Review: Hold tight for more boozy dancefloor excess from the Editorial crew, a collective of re-editors whose musical output is always worth a listen. The seven-track missive begins with a chunk of electric piano-laden samba/jazz-funk magic courtesy of Nik M, before sometime Hot Digits and Midnight Riot man Frank Virgillio offers a more piano and percussion-laden chunk of sun-kissed Brazilian magic. Labor of Love gets the disco juices flowing via the cowbell-heavy shuffle of disco funker "Like I Do", The Funk District reach for the Clavinets on hazy roller "Baby Got It" and I Gemin smothers a tasty groove in liquid synths and deep house flourishes on "Oh Baby". To round things off, C Da Afro rearranges a warm and groovy electrofunk jam and Rica lays down some colourful nu-disco deepness.

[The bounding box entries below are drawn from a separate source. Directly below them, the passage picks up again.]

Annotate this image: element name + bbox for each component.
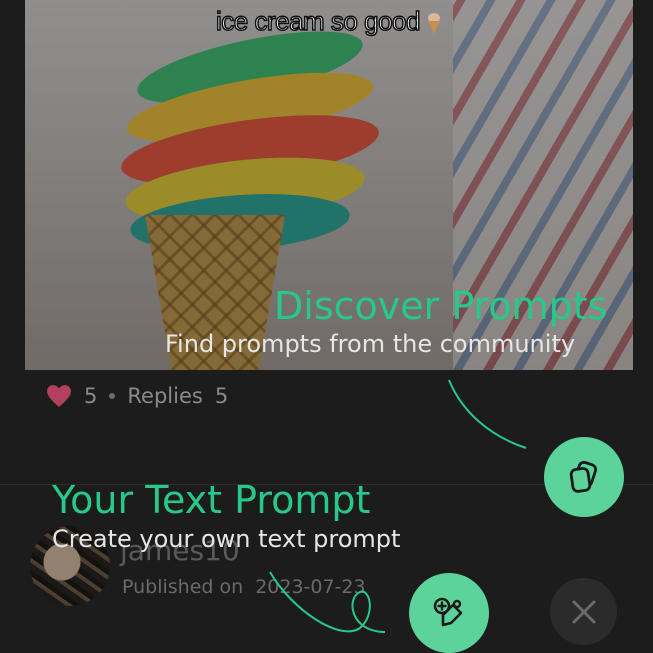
published-date: 2023-07-23 [255,576,366,598]
discover-prompts-button[interactable] [544,437,624,517]
published-info: Published on 2023-07-23 [122,576,378,598]
create-hint-subtitle: Create your own text prompt [52,525,401,553]
separator-dot [109,393,116,399]
replies-count: 5 [214,384,229,408]
close-icon [572,600,595,623]
post-stats: 5 Replies 5 [46,381,228,411]
heart-icon[interactable] [46,384,72,408]
replies-label[interactable]: Replies [127,384,202,408]
image-caption: ice cream so good [25,5,633,37]
caption-text: ice cream so good [215,5,421,37]
stacked-cards-icon [569,460,598,493]
create-prompt-icon [433,597,463,627]
discover-hint-title: Discover Prompts [274,284,608,328]
ice-cream-icon [427,13,440,34]
discover-hint-subtitle: Find prompts from the community [165,330,576,358]
create-hint-title: Your Text Prompt [52,478,371,522]
like-count: 5 [84,384,98,408]
close-button[interactable] [550,578,617,645]
create-prompt-button[interactable] [409,573,489,653]
published-label: Published on [122,576,244,598]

Review: With 15 tracks from nine different artists, this is the first compilation from Disco Fruit, making it the ideal opportunity to get acquainted with the Serbian label - or just great value for money if you're in search of some fine contemporary disco, funk and boogie grooves. Ranging from the sprightly jazz-house of Munky Five's 'Peace Of Jazz' to the Fatback funk of Mike Woods 'Get What You Need Y'All', via the Parliament/Zapp-esque squelch of JB Boogie's 'Party Underground', the attitude-y disco-house strut of Jack Roy & Peitzke's 'On The House' with its Scissor Sisters-ish vocal and Hiva's cheeky 'Superfreak'-biting 'Yea Yeah', there's no shortage of mirror ball goodness here.